No que toca à fidelidade à obra, não há
dúvida de que a versão de 2002 é a que sai na frente nesse sentido, embora os
últimos cinco minutos hajam destruído toda a obra, que já não era nenhuma
maravilha (um filme bom, e só). Naturalmente, caso fosse perguntado sobre qual
a melhor versão, eu responderia de pronto ser a de De Palma. Consideremos,
porém, que se tratam de três filmes diferentes, produzidos com objetivos e
olhares distintos. Além disso, é preciso que os críticos (mesmo os de beira de
estrada, como eu) procurem um equilíbrio entre a precisão e maturidade de sua
crítica e a nostalgia. Assistindo a Carrie
(2013) pela primeira vez, considerei-o um fiasco, é verdade. Tal opinião,
porém, não foi a mesma quando o vi uma semana depois. Agora, para mim, esta
obra de Peirce é apenas um filme legal, suportável, desses que a gente assiste
para passar o tempo e não o vê nunca mais. Infelizmente, um filme que não
atende às expectativas geradas por toda a publicidade que o antecedeu e que
chega a decepcionar os adoradores da obra de King e de De Palma. Mas fazer o
quê?
Recomendo, sim, que todos vão ao cinema
para conferir esta nova Carrie, mas recomendo, também, conhecer aquela que
inaugurou esta trágica história no cinema.
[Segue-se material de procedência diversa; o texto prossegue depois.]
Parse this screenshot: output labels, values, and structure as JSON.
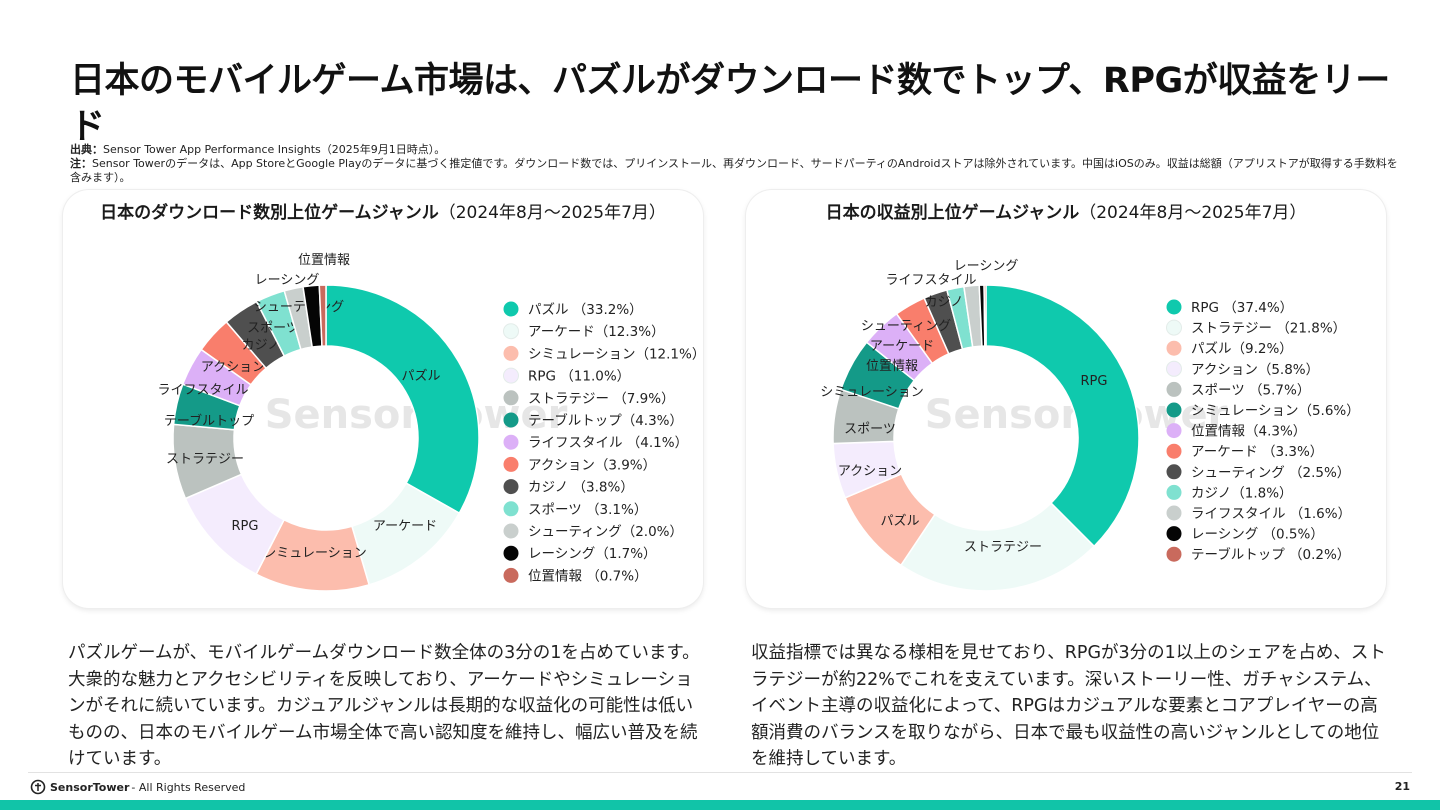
{
  "title": "日本のモバイルゲーム市場は、パズルがダウンロード数でトップ、RPGが収益をリード",
  "notes": {
    "source_label": "出典：",
    "source_text": "Sensor Tower App Performance Insights（2025年9月1日時点）。",
    "note_label": "注：",
    "note_text": "Sensor Towerのデータは、App StoreとGoogle Playのデータに基づく推定値です。ダウンロード数では、プリインストール、再ダウンロード、サードパーティのAndroidストアは除外されています。中国はiOSのみ。収益は総額（アプリストアが取得する手数料を含みます）。"
  },
  "watermark": "Sensor Tower",
  "chart_data": [
    {
      "type": "pie",
      "title": "日本のダウンロード数別上位ゲームジャンル",
      "subtitle": "（2024年8月〜2025年7月）",
      "segments": [
        {
          "name": "パズル",
          "value": 33.2,
          "legend": "パズル （33.2%）",
          "color": "#0fc9ad"
        },
        {
          "name": "アーケード",
          "value": 12.3,
          "legend": "アーケード（12.3%）",
          "color": "#eefaf7"
        },
        {
          "name": "シミュレーション",
          "value": 12.1,
          "legend": "シミュレーション（12.1%）",
          "color": "#fcbdad"
        },
        {
          "name": "RPG",
          "value": 11.0,
          "legend": "RPG （11.0%）",
          "color": "#f4ecfd"
        },
        {
          "name": "ストラテジー",
          "value": 7.9,
          "legend": "ストラテジー （7.9%）",
          "color": "#bbc2bf"
        },
        {
          "name": "テーブルトップ",
          "value": 4.3,
          "legend": "テーブルトップ（4.3%）",
          "color": "#149a88"
        },
        {
          "name": "ライフスタイル",
          "value": 4.1,
          "legend": "ライフスタイル （4.1%）",
          "color": "#dcb0f7"
        },
        {
          "name": "アクション",
          "value": 3.9,
          "legend": "アクション（3.9%）",
          "color": "#f97e6c"
        },
        {
          "name": "カジノ",
          "value": 3.8,
          "legend": "カジノ （3.8%）",
          "color": "#4f4f4f"
        },
        {
          "name": "スポーツ",
          "value": 3.1,
          "legend": "スポーツ （3.1%）",
          "color": "#7fe1d0"
        },
        {
          "name": "シューティング",
          "value": 2.0,
          "legend": "シューティング（2.0%）",
          "color": "#c9cfcd"
        },
        {
          "name": "レーシング",
          "value": 1.7,
          "legend": "レーシング（1.7%）",
          "color": "#050505"
        },
        {
          "name": "位置情報",
          "value": 0.7,
          "legend": "位置情報 （0.7%）",
          "color": "#c96a5d"
        }
      ]
    },
    {
      "type": "pie",
      "title": "日本の収益別上位ゲームジャンル",
      "subtitle": "（2024年8月〜2025年7月）",
      "segments": [
        {
          "name": "RPG",
          "value": 37.4,
          "legend": "RPG （37.4%）",
          "color": "#0fc9ad"
        },
        {
          "name": "ストラテジー",
          "value": 21.8,
          "legend": "ストラテジー （21.8%）",
          "color": "#eefaf7"
        },
        {
          "name": "パズル",
          "value": 9.2,
          "legend": "パズル（9.2%）",
          "color": "#fcbdad"
        },
        {
          "name": "アクション",
          "value": 5.8,
          "legend": "アクション（5.8%）",
          "color": "#f4ecfd"
        },
        {
          "name": "スポーツ",
          "value": 5.7,
          "legend": "スポーツ （5.7%）",
          "color": "#bbc2bf"
        },
        {
          "name": "シミュレーション",
          "value": 5.6,
          "legend": "シミュレーション（5.6%）",
          "color": "#149a88"
        },
        {
          "name": "位置情報",
          "value": 4.3,
          "legend": "位置情報（4.3%）",
          "color": "#dcb0f7"
        },
        {
          "name": "アーケード",
          "value": 3.3,
          "legend": "アーケード （3.3%）",
          "color": "#f97e6c"
        },
        {
          "name": "シューティング",
          "value": 2.5,
          "legend": "シューティング （2.5%）",
          "color": "#4f4f4f"
        },
        {
          "name": "カジノ",
          "value": 1.8,
          "legend": "カジノ（1.8%）",
          "color": "#7fe1d0"
        },
        {
          "name": "ライフスタイル",
          "value": 1.6,
          "legend": "ライフスタイル （1.6%）",
          "color": "#c9cfcd"
        },
        {
          "name": "レーシング",
          "value": 0.5,
          "legend": "レーシング （0.5%）",
          "color": "#050505"
        },
        {
          "name": "テーブルトップ",
          "value": 0.2,
          "legend": "テーブルトップ （0.2%）",
          "color": "#c96a5d"
        }
      ]
    }
  ],
  "paragraphs": {
    "left": "パズルゲームが、モバイルゲームダウンロード数全体の3分の1を占めています。大衆的な魅力とアクセシビリティを反映しており、アーケードやシミュレーションがそれに続いています。カジュアルジャンルは長期的な収益化の可能性は低いものの、日本のモバイルゲーム市場全体で高い認知度を維持し、幅広い普及を続けています。",
    "right": "収益指標では異なる様相を見せており、RPGが3分の1以上のシェアを占め、ストラテジーが約22%でこれを支えています。深いストーリー性、ガチャシステム、イベント主導の収益化によって、RPGはカジュアルな要素とコアプレイヤーの高額消費のバランスを取りながら、日本で最も収益性の高いジャンルとしての地位を維持しています。"
  },
  "footer": {
    "brand": "SensorTower",
    "rights": "- All Rights Reserved",
    "page": "21"
  }
}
Nostalgia ou não, continuará a ser
inesquecível para mim aquela estranha de 1976, com os seus cabelos de piaçava
contrastando com os volumosos cabelos de suas colegas de turma; com a sua
assustadora Margaret White e sua crueldade quase palpável; com o seu sensual
banho de ducha e seu desfecho assustador; com os seus arregalados olhos azuis e
sua merecida revanche; com a sua lição de como o fanatismo e a intolerância
podem destruir a vida de um ser humano.